A boat is being pulled towards a dock by a rope. The rope is reeled in at a constant speed. What is the speed of the boat moving across the top of the water when it is a certain distance away from the dock? (x and y are perpendicular)

 

The solution is fairly straight-forward:

Use the relationship between the distances [math]r^2 = x^2 + y^2[/math]

Differentiate in time: [math]2r \frac{dr}{dt} = 2x\frac{dx}{dt}[/math]

Here, dr/dt is the speed of the rope (constant) and dx/dt is the speed of the boat. I will now call these vr and vb.

Finally: [math] v_b = v_r\frac{r}{x}[/math]

This is the solution given by the book and just about everyone else. But now let's take the angle between the water and the rope and call it theta.

Now: [math]v_b = \frac{1}{cos\theta}v_r[/math]

Here, the problem becomes obvious.

Since cosine < 1 the boat always moves faster than you pull it? Can anyone make sense of this?

[BobbyJoeCool]

Ok... how do you get from

 

[math]v_b = v_r \frac{r}{x}[/math]

 

to

 

[math]

v_b = \frac{1}{cos\theta}v_r

[/math]

 

?

[the tree]

Ok... how do you get from[math]v_b = v_r \frac{r}{x}[/math] to [math]

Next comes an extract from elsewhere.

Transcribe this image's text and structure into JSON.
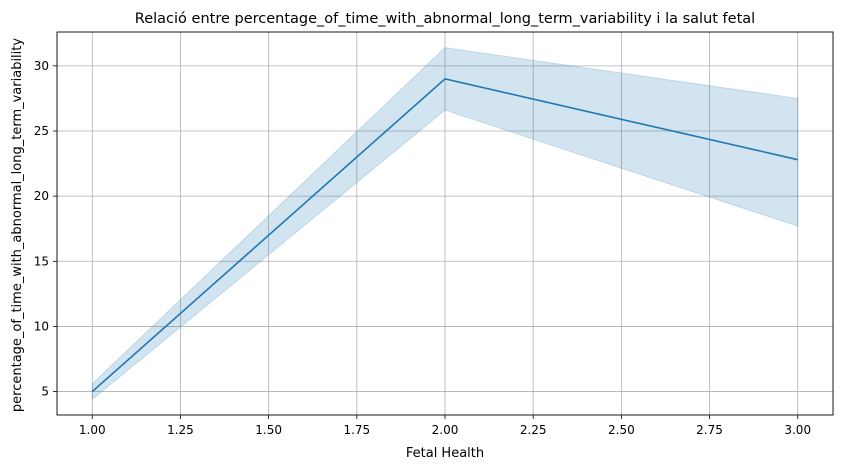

v_b = \frac{1}{cos\theta}v_r

[/math]?

Easily,

[math]\cos{\theta}=\frac{adjacent}{hypotenuse}=\frac{x}{r}[/math]

And so...

[math]\frac{1}{\cos{\theta}}=\frac{hypotenuse}{adjacent}=\frac{r}{x}[/math]

[D H]

It is a counter-intuitive result. Think about it this way. It takes smaller and smaller changes in the rope length to move the boat by the some fixed distance as [math]\theta\to\frac{\pi}2[/math]. The boat always moves faster than the rope.